Ecotourism exists mainly in the Ojo de Agua district, with caves and caverns, beautiful natural landscapes, and the source of water, dipping between rocks and reappearing as the Ojo de Agua. Important hotel projects along the coast of Gaspar Hernández include: Bahia Principe, Bahia Esmeralda, El Pescador, Playa Cana, Playa Rogelio, and Punta Gorda .

The Municipal District of Veragua produces banana, maize, cassava, and sweet potatoes. The District of Joba Arriba is the largest producer of cocoa, with one of the country's largest cocoa farmers' associations. It also produces other minor agricultural products. Cattle and hogs are another important sector.
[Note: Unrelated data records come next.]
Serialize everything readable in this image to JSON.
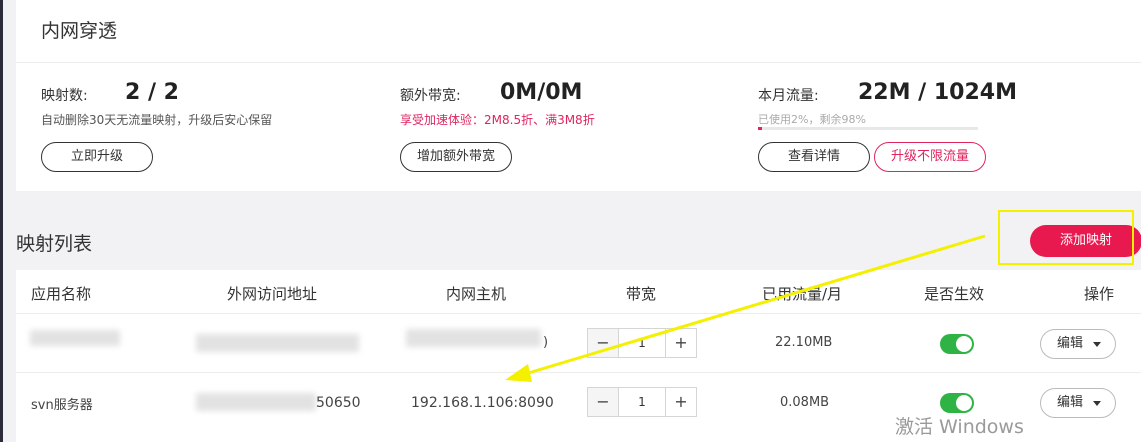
{
  "card": {
    "title": "内网穿透",
    "mappings": {
      "label": "映射数:",
      "value": "2 / 2",
      "note": "自动删除30天无流量映射，升级后安心保留",
      "button": "立即升级"
    },
    "bandwidth": {
      "label": "额外带宽:",
      "value": "0M/0M",
      "note": "享受加速体验：2M8.5折、满3M8折",
      "button": "增加额外带宽"
    },
    "traffic": {
      "label": "本月流量:",
      "value": "22M / 1024M",
      "note": "已使用2%，剩余98%",
      "used_percent": 2,
      "button_detail": "查看详情",
      "button_upgrade": "升级不限流量"
    }
  },
  "section": {
    "title": "映射列表",
    "add_button": "添加映射"
  },
  "table": {
    "headers": [
      "应用名称",
      "外网访问地址",
      "内网主机",
      "带宽",
      "已用流量/月",
      "是否生效",
      "操作"
    ],
    "rows": [
      {
        "name": "",
        "address": "",
        "host": ")",
        "bandwidth": "1",
        "traffic": "22.10MB",
        "enabled": true,
        "action": "编辑"
      },
      {
        "name": "svn服务器",
        "address": "50650",
        "host": "192.168.1.106:8090",
        "bandwidth": "1",
        "traffic": "0.08MB",
        "enabled": true,
        "action": "编辑"
      }
    ]
  },
  "stepper": {
    "minus": "−",
    "plus": "+"
  },
  "watermark": "激活 Windows",
  "colors": {
    "accent": "#e8194f",
    "toggle_on": "#2fb344",
    "annotation": "#f3f000"
  },
  "annotation": {
    "box_color": "#f3f000",
    "arrow_color": "#f3f000"
  }
}
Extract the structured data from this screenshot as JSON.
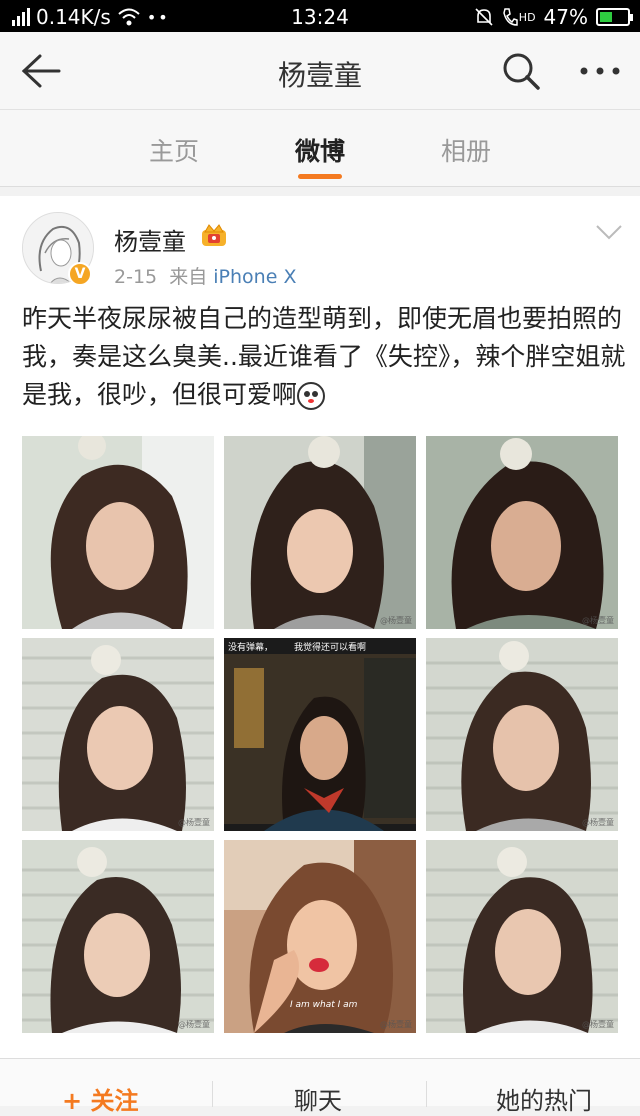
{
  "status_bar": {
    "net_speed": "0.14K/s",
    "time": "13:24",
    "battery": "47%",
    "hd_label": "HD"
  },
  "nav": {
    "title": "杨壹童"
  },
  "tabs": [
    {
      "label": "主页"
    },
    {
      "label": "微博"
    },
    {
      "label": "相册"
    }
  ],
  "post": {
    "author": "杨壹童",
    "date": "2-15",
    "source_prefix": "来自",
    "source": "iPhone X",
    "text": "昨天半夜尿尿被自己的造型萌到，即使无眉也要拍照的我，奏是这么臭美..最近谁看了《失控》，辣个胖空姐就是我，很吵，但很可爱啊",
    "photos": [
      {
        "watermark": ""
      },
      {
        "watermark": "@杨壹童"
      },
      {
        "watermark": "@杨壹童"
      },
      {
        "watermark": "@杨壹童"
      },
      {
        "caption_left": "没有弹幕，",
        "caption_right": "我觉得还可以看啊"
      },
      {
        "watermark": "@杨壹童"
      },
      {
        "watermark": "@杨壹童"
      },
      {
        "overlay_text": "I am what I am",
        "watermark": "@杨壹童"
      },
      {
        "watermark": "@杨壹童"
      }
    ]
  },
  "bottom_bar": {
    "follow": "+ 关注",
    "chat": "聊天",
    "hot": "她的热门"
  }
}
Fishing has developed gradually, catering to the tourist resorts of Sosua and Cabarete. Beekeeping is a new activity in the municipality in the production of honey, pollen and Royal Jelly.

== Notable people ==
- Ramon Lora (born 1977) - prominent baseball coach and trainer, currently serving as the head coach at Western Oklahoma State College. Under his leadership, Lora's 2011 team won the NJCAA National Championship, featuring a roster that included several Dominican players.